O kanın, o gözyaşının içinde o kadar şefkatli bir sesti ki bu ses, solculuğumu, Kürtlüğümü, seküler hayat biçimimi, arkadaşlarımı, bir kısım akrabamı yaşadığım o mahallede bırakıp o sesin yanına koşmaya başladım. Benimkine benzer birçok sese daha ihtiyacı vardı çünkü.
“Akil İnsanlar Heyeti”nde dere tepe birlikte çıktık yola. Onun elinde baldıran zehrinin şişesi, benim boynumda “dönek” ve “ihanet” yaftası... Umurumda değildi. Barışa koşuyorduk birlikte. Türkçe’ye çevirdiğim Mehmed Uzun’un kelamı mataramdaki su, heybemdeki azıktı. Ve bu bana yeterdi.
Daha ne olsun “dağlarına bahar gelecekti memleketimin!”.
Barış ayağımızın altında, başımızın üzerinde dolaşıyordu.
Bir daha bu memlekette zulüm olmasın, bir daha bu topraklarda insanlar birbirini öldürmesin, her yere sulh egemen olsun diye, Kürdi bir ses olarak, onların girdiği siperde kendime bir yer bulup ben de yanlarına yerleştim. Kelamıyla varlığımın farkına vardığım anadilimin bütün edipleri, bütün ermişleri ne kadar iyi bir şey yaptığımı hep birlikte kulağıma fısıldamaya başladı. Tek kelime Türkçe bilmeyen yaşlı anam da, canım karıcığım da... Demek ki doğru bir şey yapıyordum.

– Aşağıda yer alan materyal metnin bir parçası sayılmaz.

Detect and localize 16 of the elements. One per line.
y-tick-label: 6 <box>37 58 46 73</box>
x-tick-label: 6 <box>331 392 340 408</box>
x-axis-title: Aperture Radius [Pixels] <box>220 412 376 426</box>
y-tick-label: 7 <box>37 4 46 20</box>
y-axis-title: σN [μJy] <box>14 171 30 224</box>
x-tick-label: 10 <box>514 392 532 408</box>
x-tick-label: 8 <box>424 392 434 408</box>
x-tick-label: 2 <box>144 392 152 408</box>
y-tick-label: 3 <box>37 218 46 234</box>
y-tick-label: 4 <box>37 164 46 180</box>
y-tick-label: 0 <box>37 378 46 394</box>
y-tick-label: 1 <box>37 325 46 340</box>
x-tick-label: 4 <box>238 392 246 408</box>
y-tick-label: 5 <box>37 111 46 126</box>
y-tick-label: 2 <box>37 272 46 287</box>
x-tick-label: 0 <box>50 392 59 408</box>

Gayri hiçbir yafta, hiçbir yerimde, hiçbir iz bırakmayacaktı.
İki taraf arasında köprü olabilirim diye mebus oldum.
Seçildim, heyhat köprü inşaatında kullanılacak malzemenin her yerine tekrar kan bulaştı.
Şimdi tekrar çocuklar ölüyor, üstelik kahpe mayınlarla hem de...
Sertleşti hayat, galiba Meclis’te bana düşecek iş yok, o yüzden yokum yeni dönemde...
Kan bulaşsa da her yerimize, en umutsuz zamanlarda “umudun, sözün bittiği yerde başlayan şey olduğuna” inandım.
Şimdi hiç ama hiç kimseye kırgınlık duymadan, hiç kimseye sitem etmeden, daha önce, yani milletvekili olmadan önceki mevzime geri döneceğim.
Barışın benim gibi, sizin gibi daha çok savaşçıya ihtiyacı var çünkü.